El Papa León XIV ha criticado este lunes ante el Congreso de los Diputados la «descalificación permanente del adversario» y ha abogado por «una justa delimitación del poder público».
«Dentro de las propias sociedades es urgente construir una cultura de la reciprocidad. La pluralidad política no debería degenerar en descalificación permanente del adversario. En una convivencia madura, incluso el conflicto puede convertirse en camino hacia la paz», ha asegurado el Pontífice.
A su vez, ha invitado a los diputados a «desarmar el lenguaje» porque «la firmeza no exige desprecio; la discrepancia no conlleva humillación».

Además, «sin confundir el plano jurídico con el moral», ha abogado por «una justa delimitación del poder público» y por «límites morales del poder».
«Ser libre no significa únicamente estar libre de coacciones o disponer de muchas posibilidades de elección; significa poder reconocer el bien y adherirse a él responsablemente.
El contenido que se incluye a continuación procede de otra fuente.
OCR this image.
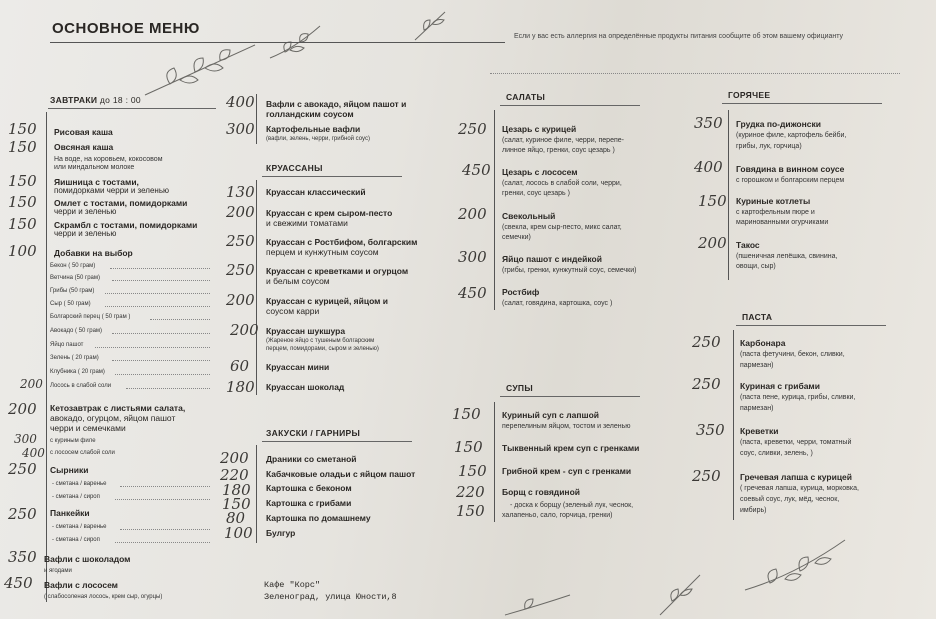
ОСНОВНОЕ МЕНЮ	Если у вас есть аллергия на определённые продукты питания сообщите об этом вашему официанту
ЗАВТРАКИ до 18 : 00
150 Рисовая каша
150 Овсяная каша
На воде, на коровьем, кокосовом
или миндальном молоке
150 Яишница с тостами,
помидорками черри и зеленью
150 Омлет с тостами, помидорками
черри и зеленью
150 Скрамбл с тостами, помидорками
черри и зеленью
100 Добавки на выбор
Бекон ( 50 грам)
Ветчина (50 грам)
Грибы (50 грам)
Сыр ( 50 грам)
Болгарский перец ( 50 грам )
Авокадо ( 50 грам)
Яйцо пашот
Зелень ( 20 грам)
Клубника ( 20 грам)
200 Лосось в слабой соли
200 Кетозавтрак с листьями салата,
авокадо, огурцом, яйцом пашот
черри и семечками
300 с куриным филе
400 с лососем слабой соли
250 Сырники
- сметана / варенье
- сметана / сироп
250 Панкейки
- сметана / варенье
- сметана / сироп
350 Вафли с шоколадом
и ягодами
450 Вафли с лососем
( слабосоленая лосось, крем сыр, огурцы)
400 Вафли с авокадо, яйцом пашот и
голландским соусом
300 Картофельные вафли
(вафли, зелень, черри, грибной соус)
КРУАССАНЫ
130 Круассан классический
200 Круассан с крем сыром-песто
и свежими томатами
250 Круассан с Ростбифом, болгарским
перцем и кунжутным соусом
250 Круассан с креветками и огурцом
и белым соусом
200 Круассан с курицей, яйцом и
соусом карри
200 Круассан шукшура
(Жареное яйцо с тушеным болгарским
перцем, помидорами, сыром и зеленью)
60 Круассан мини
180 Круассан шоколад
ЗАКУСКИ / ГАРНИРЫ
200 Драники со сметаной
220 Кабачковые оладьи с яйцом пашот
180 Картошка с беконом
150 Картошка с грибами
80 Картошка по домашнему
100 Булгур
Кафе "Корс"
Зеленоград, улица Юности,8
САЛАТЫ
250 Цезарь с курицей
(салат, куриное филе, черри, перепе-
линное яйцо, гренки, соус цезарь )
450 Цезарь с лососем
(салат, лосось в слабой соли, черри,
гренки, соус цезарь )
200 Свекольный
(свекла, крем сыр-песто, микс салат,
семечки)
300 Яйцо пашот с индейкой
(грибы, гренки, кунжутный соус, семечки)
450 Ростбиф
(салат, говядина, картошка, соус )
СУПЫ
150	Куриный суп с лапшой
перепелиным яйцом, тостом и зеленью
150 Тыквенный крем суп с гренками
150 Грибной крем - суп с гренками
220 Борщ с говядиной
150	- доска к борщу (зеленый лук, чеснок,
халапеньо, сало, горчица, гренки)
ГОРЯЧЕЕ
350 Грудка по-дижонски
(куриное филе, картофель бейби,
грибы, лук, горчица)
400 Говядина в винном соусе
с горошком и болгарским перцем
150 Куриные котлеты
с картофельным пюре и
маринованными огурчиками
200 Такос
(пшеничная лепёшка, свинина,
овощи, сыр)
ПАСТА
250 Карбонара
(паста фетучини, бекон, сливки,
пармезан)
250 Куриная с грибами
(паста пене, курица, грибы, сливки,
пармезан)
350 Креветки
(паста, креветки, черри, томатный
соус, сливки, зелень, )
250 Гречевая лапша с курицей
( гречевая лапша, курица, морковка,
соевый соус, лук, мёд, чеснок,
имбирь)
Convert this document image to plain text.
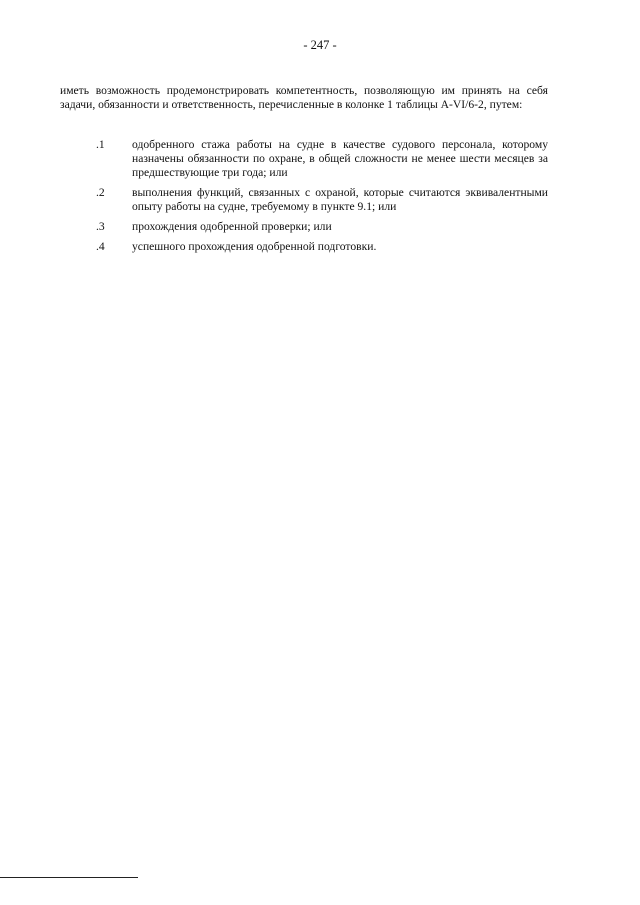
- 247 -

иметь возможность продемонстрировать компетентность, позволяющую им принять на себя задачи, обязанности и ответственность, перечисленные в колонке 1 таблицы A-VI/6-2, путем:

.1	одобренного стажа работы на судне в качестве судового персонала, которому назначены обязанности по охране, в общей сложности не менее шести месяцев за предшествующие три года; или
.2	выполнения функций, связанных с охраной, которые считаются эквивалентными опыту работы на судне, требуемому в пункте 9.1; или
.3	прохождения одобренной проверки; или
.4	успешного прохождения одобренной подготовки.
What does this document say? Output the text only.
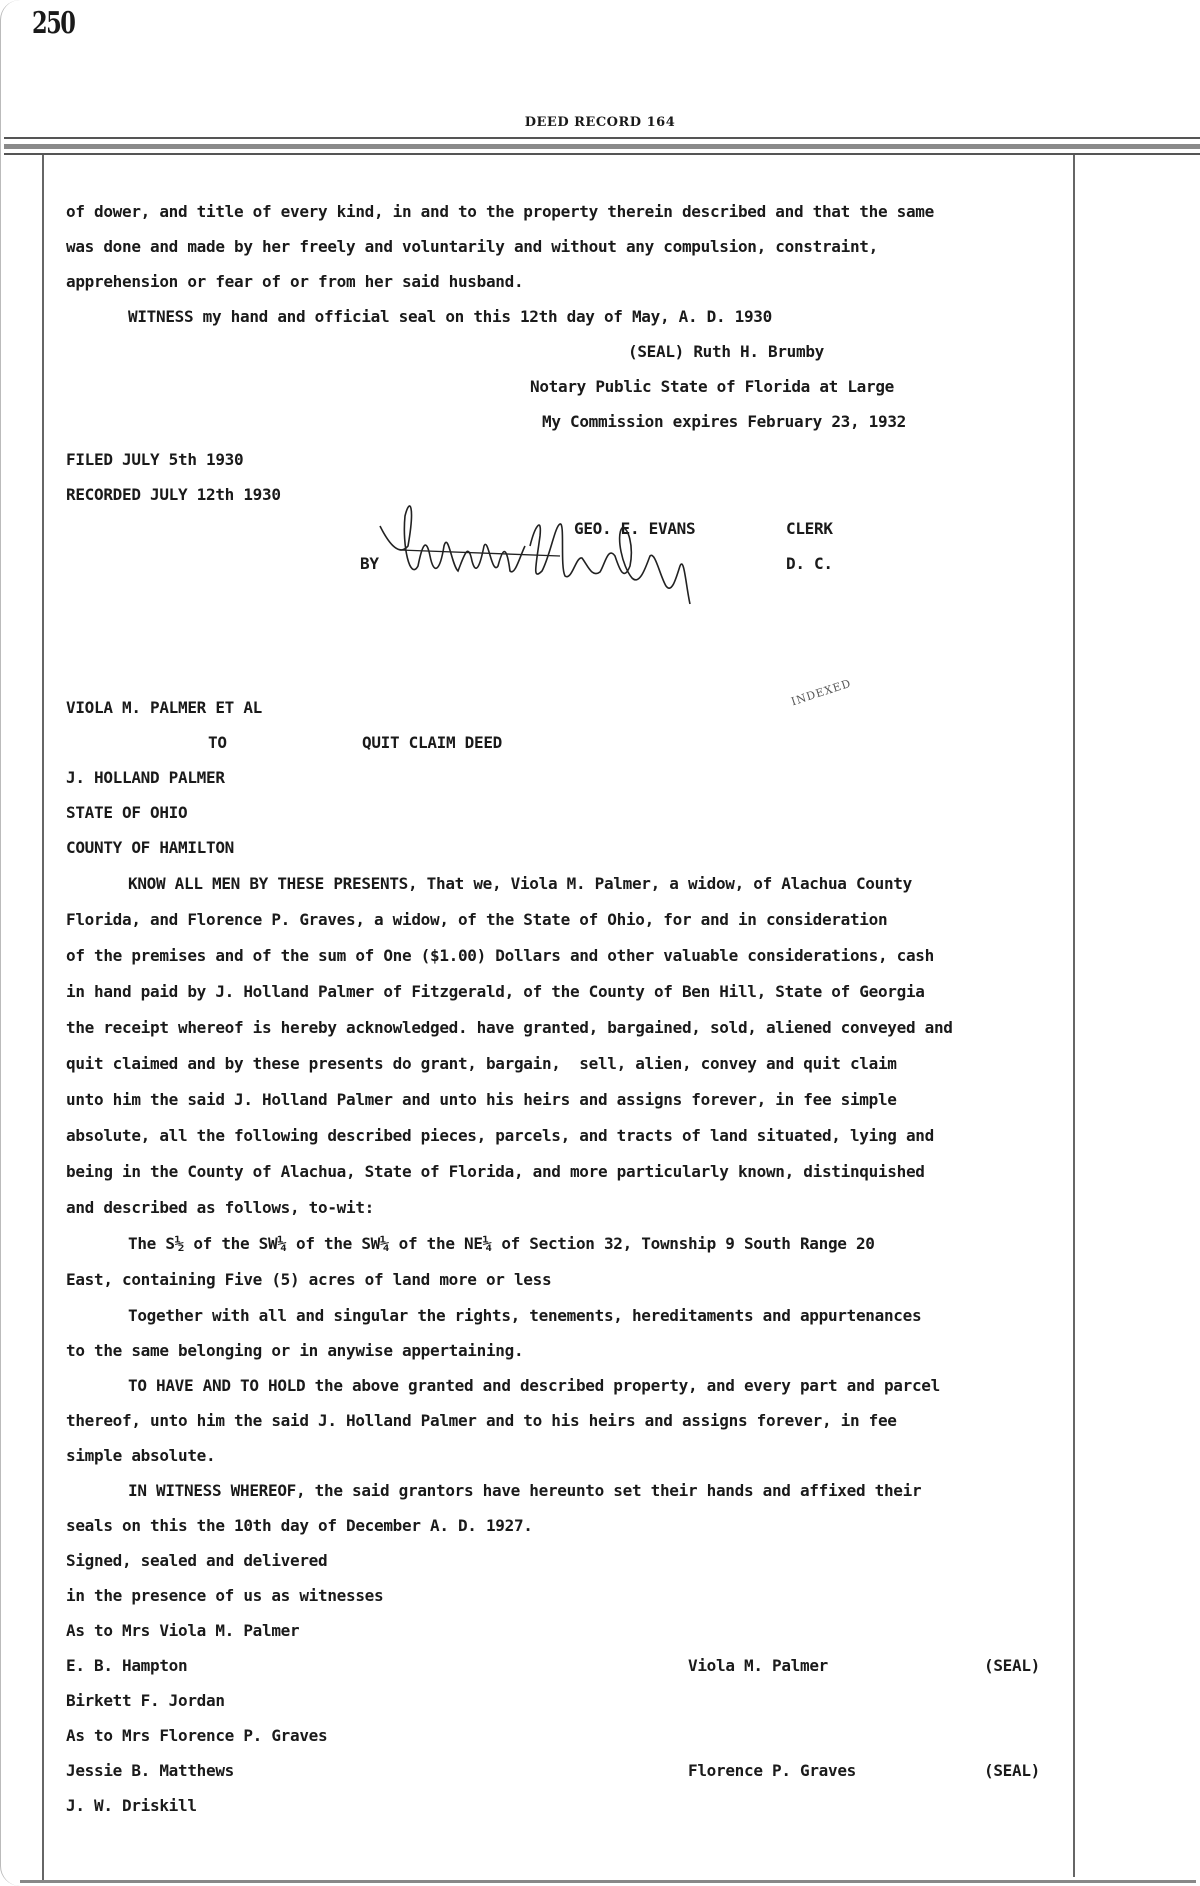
250
DEED RECORD 164
of dower, and title of every kind, in and to the property therein described and that the same
was done and made by her freely and voluntarily and without any compulsion, constraint,
apprehension or fear of or from her said husband.
WITNESS my hand and official seal on this 12th day of May, A. D. 1930
(SEAL) Ruth H. Brumby
Notary Public State of Florida at Large
My Commission expires February 23, 1932
FILED JULY 5th 1930
RECORDED JULY 12th 1930
GEO. E. EVANS	CLERK
BY	D. C.
INDEXED
VIOLA M. PALMER ET AL
TO	QUIT CLAIM DEED
J. HOLLAND PALMER
STATE OF OHIO
COUNTY OF HAMILTON
KNOW ALL MEN BY THESE PRESENTS, That we, Viola M. Palmer, a widow, of Alachua County
Florida, and Florence P. Graves, a widow, of the State of Ohio, for and in consideration
of the premises and of the sum of One ($1.00) Dollars and other valuable considerations, cash
in hand paid by J. Holland Palmer of Fitzgerald, of the County of Ben Hill, State of Georgia
the receipt whereof is hereby acknowledged. have granted, bargained, sold, aliened conveyed and
quit claimed and by these presents do grant, bargain,  sell, alien, convey and quit claim
unto him the said J. Holland Palmer and unto his heirs and assigns forever, in fee simple
absolute, all the following described pieces, parcels, and tracts of land situated, lying and
being in the County of Alachua, State of Florida, and more particularly known, distinquished
and described as follows, to-wit:
The S½ of the SW¼ of the SW¼ of the NE¼ of Section 32, Township 9 South Range 20
East, containing Five (5) acres of land more or less
Together with all and singular the rights, tenements, hereditaments and appurtenances
to the same belonging or in anywise appertaining.
TO HAVE AND TO HOLD the above granted and described property, and every part and parcel
thereof, unto him the said J. Holland Palmer and to his heirs and assigns forever, in fee
simple absolute.
IN WITNESS WHEREOF, the said grantors have hereunto set their hands and affixed their
seals on this the 10th day of December A. D. 1927.
Signed, sealed and delivered
in the presence of us as witnesses
As to Mrs Viola M. Palmer
E. B. Hampton	Viola M. Palmer	(SEAL)
Birkett F. Jordan
As to Mrs Florence P. Graves
Jessie B. Matthews	Florence P. Graves	(SEAL)
J. W. Driskill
Por eso -ha agregado-, toda sociedad efectivamente libre requiere también una justa delimitación del poder público, de modo que la libertad de las personas, de las comunidades y de las asociaciones no sea indebidamente restringida», ha subrayado.
La migración, en «la conciencia de las naciones»
También ha avisado de que «el trágico drama migratorio interpela hoy la conciencia de las naciones y el fundamento ético del orden internacional» y «exige una respuesta que mire a las personas, afronte las causas que las obligan a partir y vaya más allá de la mera gestión de flujos».

En este sentido, ha afirmado que hay una «doble exigencia de justicia social: ofrecer vías seguras y legales, una acogida respetuosa y posibilidades reales de integración».
«Numerosos hombres, mujeres y niños se ven obligados, por circunstancias muchas veces dramáticas, a partir de sus comunidades y dejar atrás seres queridos, historias y vínculos. Esta realidad rebasa cualquier lectura puramente demográfica o económica: constituye una cuestión eminentemente moral y jurídica. Allí donde una persona es discriminada por su origen nacional, étnico, religioso o lingüístico, o por su condición económica o social, se vulnera gravemente el principio universal de la igual dignidad de todos los seres humanos», ha aseverado.

Siete minutos de aplausos
Tras el discurso de media hora del Jefe de Estado del Vaticano, los diputados y senadores congregados en el Salón de Plenos del Congreso han ovacionado durante siete minutos de aplausos y vivas el discurso pronunciado por León XIV, el primero que da un Pontífice en la sede de la soberanía nacional. Lo han hecho todos salvo algún caso aislado como la portavoz de Junts, Miriam Nogueras, que ha optado por no aplaudir.
Robert Prevost ha entrado en el Salón de Plenos acompañado de la presidenta del Congreso, Francina Armengol, y el del Senado, Pedro Rollán. Todos los presentes le han recibido puesto en pie, pero no todos han aplaudido a su llegada.
Entre los que han optado por no hacerlo estaban el portavoz adjunto de Sumar, dirigente de Izquierda Unida y secretario general del Partido Comunista de España (PCE), Enrique Santiago, y los también diputados de IU Nahuel González y Toni Valero.

El discurso de Armengol
Sin embargo, los tres han aplaudido después el discurso de Armengol, igual que han hecho los demás portavoces parlamentarios y el presidente del PP, Alberto Núñez Feijóo, si bien el líder de Vox, Santiago Abascal, sólo se ha unido al final con unas palmadas contadas y no lo han hecho sus compañeros de bancada.
Tras el discurso, todos se han vuelto a poner en pie y le han reconocido con aplausos, pero no así Nogueras, que en el saludo previo había instado a León XIV a hablar en catalán en Barcelona. Sí ha aplaudido al Papa el portavoz de Junts en el Senado, Eduard Pujol.
El aplauso se ha prolongado durante siete minutos con la mayoría del hemiciclo puesto en pie y se han escuchado varios vivas al Papa.